Submitted Jan. 20, 1994. Decided Feb. 8, 1994


Appeal from the United States District Court for the Eastern District of Virginia, at Alexandria. T. S. Ellis, III, District Judge. (CR-93-26)

Joseph J. McCarthy, Dawkins, Delaney, McCarthy, Powell & Colton, P.C., Alexandria, VA, for appellant.
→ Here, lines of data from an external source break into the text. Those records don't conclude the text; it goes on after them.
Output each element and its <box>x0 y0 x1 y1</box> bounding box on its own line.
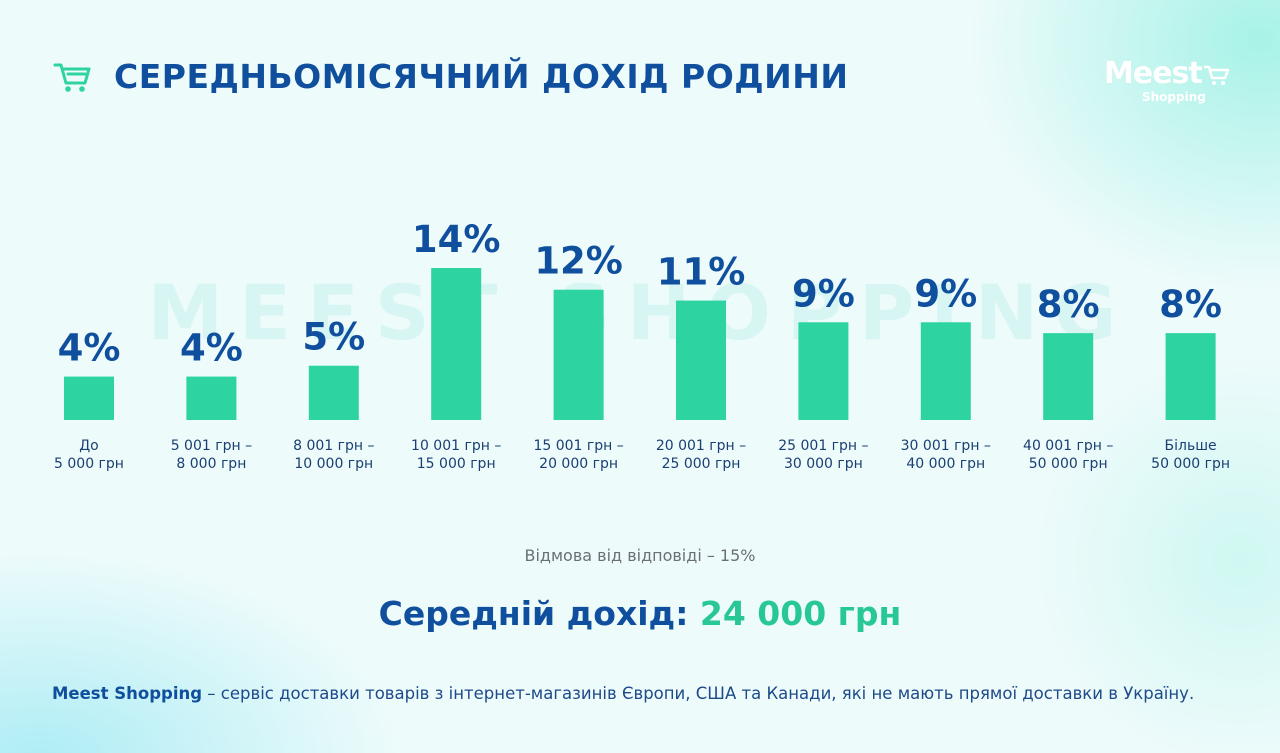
value-label-6: 9% <box>792 272 855 315</box>
value-label-9: 8% <box>1159 283 1222 326</box>
shopping-cart-icon <box>53 63 91 92</box>
bar-1 <box>186 376 237 420</box>
value-label-8: 8% <box>1037 283 1100 326</box>
value-label-2: 5% <box>302 316 365 359</box>
average-income-value: 24 000 грн <box>699 594 902 633</box>
footer-note: Meest Shopping – сервіс доставки товарів… <box>52 684 1252 703</box>
bar-9 <box>1165 333 1216 420</box>
footer-text: – сервіс доставки товарів з інтернет-маг… <box>202 684 1195 703</box>
category-label-1-line-1: 8 000 грн <box>176 456 246 472</box>
logo-sub-text: Shopping <box>1142 90 1206 104</box>
category-label-5-line-0: 20 001 грн – <box>656 438 746 454</box>
category-label-0-line-0: До <box>79 438 99 454</box>
bar-6 <box>798 322 849 420</box>
category-label-5-line-1: 25 000 грн <box>662 456 741 472</box>
category-label-8-line-0: 40 001 грн – <box>1023 438 1113 454</box>
page-title: СЕРЕДНЬОМІСЯЧНИЙ ДОХІД РОДИНИ <box>114 56 849 96</box>
category-label-6-line-1: 30 000 грн <box>784 456 863 472</box>
category-label-4-line-1: 20 000 грн <box>539 456 618 472</box>
category-label-3-line-0: 10 001 грн – <box>411 438 501 454</box>
category-label-7-line-0: 30 001 грн – <box>901 438 991 454</box>
footer-brand: Meest Shopping <box>52 684 203 703</box>
value-label-4: 12% <box>534 240 623 283</box>
income-bar-chart: 4% До 5 000 грн 4% 5 001 грн – 8 000 грн 5% 8 0… <box>54 218 1230 472</box>
bar-4 <box>553 289 604 420</box>
logo-main-text: Meest <box>1104 56 1203 91</box>
category-label-8-line-1: 50 000 грн <box>1029 456 1108 472</box>
value-label-5: 11% <box>657 251 746 294</box>
category-label-7-line-1: 40 000 грн <box>906 456 985 472</box>
bar-7 <box>920 322 971 420</box>
header: СЕРЕДНЬОМІСЯЧНИЙ ДОХІД РОДИНИ <box>52 56 849 96</box>
category-label-9-line-1: 50 000 грн <box>1151 456 1230 472</box>
category-label-2-line-0: 8 001 грн – <box>293 438 374 454</box>
value-label-7: 9% <box>914 272 977 315</box>
category-label-6-line-0: 25 001 грн – <box>778 438 868 454</box>
average-income-label: Середній дохід: <box>378 594 689 633</box>
category-label-9-line-0: Більше <box>1165 438 1217 454</box>
category-label-0-line-1: 5 000 грн <box>54 456 124 472</box>
category-label-4-line-0: 15 001 грн – <box>533 438 623 454</box>
bar-0 <box>64 376 114 420</box>
average-income: Середній дохід: 24 000 грн <box>0 594 1280 633</box>
category-label-3-line-1: 15 000 грн <box>417 456 496 472</box>
bar-3 <box>431 268 482 420</box>
value-label-0: 4% <box>58 327 121 370</box>
refusal-note: Відмова від відповіді – 15% <box>524 546 756 565</box>
meest-shopping-logo: Meest Shopping <box>1100 56 1240 110</box>
value-label-1: 4% <box>180 327 243 370</box>
bar-5 <box>676 300 726 420</box>
category-label-1-line-0: 5 001 грн – <box>171 438 252 454</box>
category-label-2-line-1: 10 000 грн <box>294 456 373 472</box>
bar-8 <box>1043 333 1094 420</box>
bar-2 <box>308 365 359 420</box>
value-label-3: 14% <box>412 218 501 261</box>
logo-cart-icon <box>1204 65 1230 85</box>
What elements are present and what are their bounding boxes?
Kenneth E. Melson, U.S. Atty., Andrew G. McBride, Asst. U.S. Atty., Alexandria, VA, for appellee.

E.D. Va.

AFFIRMED.

Before WIDENER, WILKINS, and HAMILTON, Circuit Judges.

OPINION

PER CURIAM:


Marshall Hollingsworth appeals from his conviction for assaulting a Lorton Reformatory correctional officer in violation of D.C.Code Ann. Sec. 22-505 (1981) in the United States District Court for the Eastern District of Virginia. Hollingsworth asserts that the district court did not have jurisdiction over his conviction because the code provision at issue did not "arise under" the Constitution or the laws of the United States as required by Article III, Sec. 2, cl. 1. Hollingsworth alleges that case law supporting the district court's ability to hear such claims dealt only with venue, not jurisdiction. However, we have clearly stated that, " [t]he Eastern District of Virginia has jurisdiction under the clear language of Sec. 22-505 of the D.C.Code and under Article III of the Constitution...." United States v. Young, 916 F.2d 147, 150 (4th Cir. 1990) (emphasis added); see also United States v. Perez, 488 F.2d 1057, 1059 (4th Cir. 1974). Therefore, Hollingsworth's claim is without merit and we affirm his conviction. We dispense with oral argument because the facts and legal contentions are adequately presented in the materials before the Court and argument would not aid the decisional process.